Les pauvres ont une pudeur que l’ambition satisfaite n’a pas. La misère a ceci de mystérieux qu’on ne la voit que par le cœur. Elle est hors de portée de la majeure partie des robots de la semaine anglaise. Les pauvres n’intéressent que pour l’anecdote et le fait divers. C’est le vivier du fonds de commerce de la justice qui se gorge de petits voyous en oubliant les gros. Une prostituée, même hors circuit, garde son ancien « métier » comme une tâche de vin en pleine figure. Le bon bourgeois qui a passé son hystérie sur ces malheureuses bénéficie de la présomption d’innocence. Les vrais voyous sont à jamais « honorables ». La « putain » d’accusatrice devient coupable et se retrouve en prison, à cause de l’un ou l’autre petit mensonge. Les petits pensent qu’ils seront mieux entendus des grands en exagérant les choses. Les avocats connaissent la chanson et les juges ne cherchent pas à grappiller la vérité sous les scories. (Voir l’affaire Allègre à Toulouse)

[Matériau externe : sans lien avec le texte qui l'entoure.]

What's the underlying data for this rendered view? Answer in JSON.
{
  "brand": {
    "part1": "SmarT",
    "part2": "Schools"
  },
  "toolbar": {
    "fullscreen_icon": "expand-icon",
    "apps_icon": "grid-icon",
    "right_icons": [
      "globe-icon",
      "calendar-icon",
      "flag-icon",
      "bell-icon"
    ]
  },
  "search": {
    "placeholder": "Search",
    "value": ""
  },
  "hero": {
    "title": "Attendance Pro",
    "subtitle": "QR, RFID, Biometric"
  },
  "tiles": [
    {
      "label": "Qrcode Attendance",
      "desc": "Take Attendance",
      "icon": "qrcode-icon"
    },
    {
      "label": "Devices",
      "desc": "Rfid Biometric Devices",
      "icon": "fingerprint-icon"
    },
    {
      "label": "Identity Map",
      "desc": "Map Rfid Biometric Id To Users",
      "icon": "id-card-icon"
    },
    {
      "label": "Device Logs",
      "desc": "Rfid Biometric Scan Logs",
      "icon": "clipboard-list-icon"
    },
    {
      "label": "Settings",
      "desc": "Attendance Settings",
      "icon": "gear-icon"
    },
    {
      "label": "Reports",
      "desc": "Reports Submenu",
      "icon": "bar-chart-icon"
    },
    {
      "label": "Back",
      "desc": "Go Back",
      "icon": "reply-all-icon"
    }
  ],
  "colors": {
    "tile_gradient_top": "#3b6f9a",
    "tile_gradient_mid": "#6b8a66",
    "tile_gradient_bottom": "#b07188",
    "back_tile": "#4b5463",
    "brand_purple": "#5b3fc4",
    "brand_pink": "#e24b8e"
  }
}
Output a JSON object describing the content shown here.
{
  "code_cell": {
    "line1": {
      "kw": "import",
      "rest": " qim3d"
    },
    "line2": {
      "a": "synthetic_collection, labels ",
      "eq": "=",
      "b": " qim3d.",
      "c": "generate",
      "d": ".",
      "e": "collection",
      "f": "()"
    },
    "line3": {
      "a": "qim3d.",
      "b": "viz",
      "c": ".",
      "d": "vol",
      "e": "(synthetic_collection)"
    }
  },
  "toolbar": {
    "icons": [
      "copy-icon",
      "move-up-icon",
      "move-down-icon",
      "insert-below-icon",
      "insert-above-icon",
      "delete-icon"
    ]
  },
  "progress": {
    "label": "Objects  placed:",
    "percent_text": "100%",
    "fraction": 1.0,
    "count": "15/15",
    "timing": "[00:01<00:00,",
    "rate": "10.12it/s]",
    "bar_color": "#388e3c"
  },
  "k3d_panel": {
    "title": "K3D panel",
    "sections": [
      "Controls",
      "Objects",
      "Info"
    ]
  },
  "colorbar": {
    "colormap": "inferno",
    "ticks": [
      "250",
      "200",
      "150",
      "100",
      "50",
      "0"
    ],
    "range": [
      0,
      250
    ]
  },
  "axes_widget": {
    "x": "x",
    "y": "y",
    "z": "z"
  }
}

Le contentieux belge se passe de commentaires.
Se souvient-on encore des concussionnaires et des prévaricateurs ? La peine purgée - peu sont allés en prison - ils ressortent le front haut et l’âme impudente, et clamant leur innocence, ils rentrent dans le rang ! La politique sied bien à l’effronterie !
Sortez avec un truc que vous n’avez pas payé d’un grand magasin et vous verrez la différence !
Dans cette ville, comment gagner la confiance des intouchables plus farouches qu’on le croit ?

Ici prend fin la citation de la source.